A problem with cDNA production is that not all mRNA's are reverse-transcribed with the same efficiency. This fact leads to reverse transcription bias, which can change the relative amounts of different cDNA's measured by the microarray assay. Reverse transcription bias is not a problem when comparing the same mRNA across two cell populations unless it causes the mRNA not to be transcribed at all. However, the bias does prohibit quantitative comparison between different mRNA's on one array. Another problem caused by bias is that some mRNA's may be reverse-transcribed for only part of their lengths, making them less likely to bind and stay bound to their complements on the array. One way of getting around this problem is to prime reverse transcription from random starting positions on the mRNA's, rather than always starting from their tails. This method can reduce bias, but it also makes useless cDNA from any remaining ribosomal and transfer RNA's in the sample.

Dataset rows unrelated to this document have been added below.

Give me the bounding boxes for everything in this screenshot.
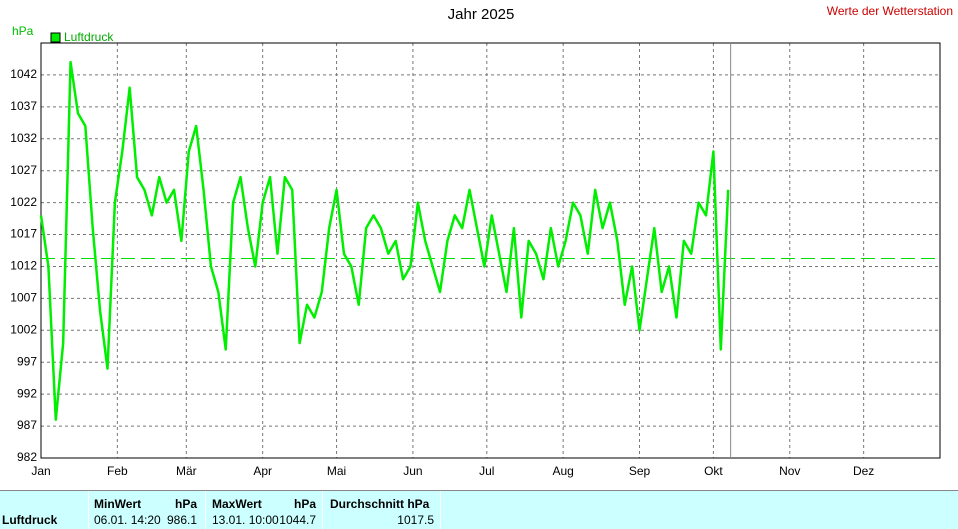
y-tick-label: 997: [17, 354, 37, 368]
cell: MinWert hPa 06.01. 14:20 986.1: [89, 491, 206, 529]
legend-swatch: [50, 32, 61, 43]
x-tick-label: Dez: [853, 464, 874, 478]
chart-title: Jahr 2025: [448, 6, 515, 23]
x-tick-label: Apr: [253, 464, 272, 478]
plot-frame: [40, 42, 941, 459]
x-tick-label: Okt: [704, 464, 723, 478]
header: hPa: [293, 497, 316, 511]
header: Durchschnitt hPa: [330, 497, 430, 511]
header: MaxWert: [212, 497, 262, 511]
summary-table: Luftdruck MinWert hPa 06.01. 14:20 986.1…: [0, 490, 958, 529]
y-tick-label: 1012: [10, 259, 37, 273]
y-tick-label: 982: [17, 450, 37, 464]
time: 13.01. 10:00: [212, 513, 279, 527]
value: 986.1: [166, 513, 197, 527]
chart: Jahr 2025 Werte der Wetterstation hPa Lu…: [10, 4, 953, 478]
x-tick-label: Sep: [629, 464, 651, 478]
header: hPa: [174, 497, 197, 511]
value: 1017.5: [397, 513, 434, 527]
x-tick-label: Nov: [779, 464, 800, 478]
y-tick-label: 1022: [10, 195, 37, 209]
x-tick-label: Feb: [107, 464, 128, 478]
x-tick-label: Jan: [31, 464, 50, 478]
time: 06.01. 14:20: [94, 513, 161, 527]
y-tick-label: 1032: [10, 131, 37, 145]
y-tick-label: 1042: [10, 67, 37, 81]
legend-label: Luftdruck: [64, 30, 114, 44]
y-tick-label: 1002: [10, 322, 37, 336]
y-tick-label: 992: [17, 386, 37, 400]
x-tick-label: Aug: [552, 464, 573, 478]
y-tick-label: 987: [17, 418, 37, 432]
cell: Durchschnitt hPa 1017.5: [323, 491, 441, 529]
x-tick-label: Jul: [479, 464, 494, 478]
value: 1044.7: [279, 513, 316, 527]
header: MinWert: [94, 497, 142, 511]
x-tick-label: Jun: [403, 464, 422, 478]
y-tick-label: 1027: [10, 163, 37, 177]
y-tick-label: 1037: [10, 99, 37, 113]
y-tick-label: 1017: [10, 227, 37, 241]
cell: Luftdruck: [0, 491, 89, 529]
y-axis-label: hPa: [12, 24, 34, 38]
note: Werte der Wetterstation: [827, 4, 953, 18]
data-line: [39, 60, 730, 421]
x-tick-label: Mär: [176, 464, 197, 478]
x-tick-label: Mai: [327, 464, 346, 478]
cell: MaxWert hPa 13.01. 10:00 1044.7: [206, 491, 323, 529]
y-tick-label: 1007: [10, 291, 37, 305]
row-label: Luftdruck: [2, 513, 58, 527]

3. Fluorescent labeling of cDNA's

In order to detect cDNA's bound to the microarray, we must label them with a reporter molecule that identifies their presence. The reporters currently used in comparative hybridization to microarrays are fluorescent dyes (fluors), represented by the red and green circles attached to the cDNA's in the diagram [2]. A differently-colored fluor is used for each sample so that we can tell the two samples apart on the array. The labeled cDNA samples are called probes because they are used to probe the collection of spots on the array.

The colors of the fluors in the diagram are just for illusrtration. The actual fluors do not show their colors unless stimulated with a specific frequency of light by a laser. Even then, the colors are not directly observed; rather, the wavelength of the emitted light is used to tune a detector which measures the fluorescence. The choice of red and green colors is reminiscent of the emission wavelengths of commonly-used fluors, such as rhodamine and fluorescein or Cy3 and Cy5.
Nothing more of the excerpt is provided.